Glass artisan by day, blogger by night (and sometimes vice versa). SaraB has three kids, three pets, one husband and a bizarre sense of humor. Her glass pendants can be found at if you're interested in checking it out.

10 replies on “Consumer Goes Green: Flat Surface Cleaning”

Oh jeepers. This is a habit I need to break: cleaning wipes. I use washable cloths for cleaning, too, but I have yet to kick the habit of using wipes around the kitchen. This may just be the motivation I need to really try and cut down on using them (if not cut them out altogether!). Thank you!

Vinegar FTW!  I use up so much of that stuff, it’s ridiculous.

I have to agree with you about 7th generation.  I have their lemon grass and thyme scented multi-purpose cleaner and it smells TERRIBLE.  How does anything with lemon grass and thyme smell bad?  How is this possible?  I don’t know.  I never use it, but I’m too stubborn to throw it out.

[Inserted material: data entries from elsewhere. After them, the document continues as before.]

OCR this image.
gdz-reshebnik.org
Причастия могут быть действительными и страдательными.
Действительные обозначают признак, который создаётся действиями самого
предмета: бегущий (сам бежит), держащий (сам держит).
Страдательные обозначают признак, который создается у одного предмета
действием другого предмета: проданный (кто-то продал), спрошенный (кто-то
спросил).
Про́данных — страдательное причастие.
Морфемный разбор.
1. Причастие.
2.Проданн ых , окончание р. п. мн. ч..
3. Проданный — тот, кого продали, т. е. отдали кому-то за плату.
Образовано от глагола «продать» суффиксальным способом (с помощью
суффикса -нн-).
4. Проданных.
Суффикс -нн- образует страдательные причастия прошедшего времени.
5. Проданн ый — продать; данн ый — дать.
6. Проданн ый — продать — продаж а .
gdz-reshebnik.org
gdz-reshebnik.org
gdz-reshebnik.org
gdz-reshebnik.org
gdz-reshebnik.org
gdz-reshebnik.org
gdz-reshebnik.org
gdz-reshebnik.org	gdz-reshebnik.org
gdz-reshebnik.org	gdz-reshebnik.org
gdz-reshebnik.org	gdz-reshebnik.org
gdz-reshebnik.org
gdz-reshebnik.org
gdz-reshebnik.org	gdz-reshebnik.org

Mrs. Meyer’s is lovely, isn’t it?  I use their dish and laundry detergent a lot because I want to my clothes smelling nice and my nose to be filled with yummy smells as I’m standing over a dirty sink.

And I need to convince Mr. Nonsense about sponges.  He goes along with my craziness so well…but he just can’t give them up. They are so freaking nasty.

I’m a sponge-lover, the ones with the no-stick plastic nubbies are the only things that get my really dirty pans clean. I microwave mine for 1 minute every other day, and so far nobody has died of botulism.  I switch them out every month or so, or when they start to get that OMDFG THAT SMELLS LIKE HATRED stench.

I’d also like to plug steam, because I am a total steam cleaning evangelist now. NO CLEANERS AT ALL. Just water and some clean towels.

I do use way more than my share of paper towels when I clean. I should work on that, but when I’ve tried to be good all the time and use only rags, I just don’t clean.

I do. My greatest steam victory was when I used my steam mop, with a little vinegar in the water, to steam a vintage wool coat that the cat had peed on. It came out smelling like it had never seen a cat, and I got to save the cost of dry cleaning.

AHHH!  Did Mr. Nonsense send you?  Because he throws that botulism line at me every time we have the sponge talk.  I think it’s the texture of sponges that I don’t like… and okay it’s also a germ thing.  It’s mostly in my mind because I clean them, but yeah.  I’m not a sponge girl.

I bought a steam mop a few months ago and I feel like my life has changed.  It rocks.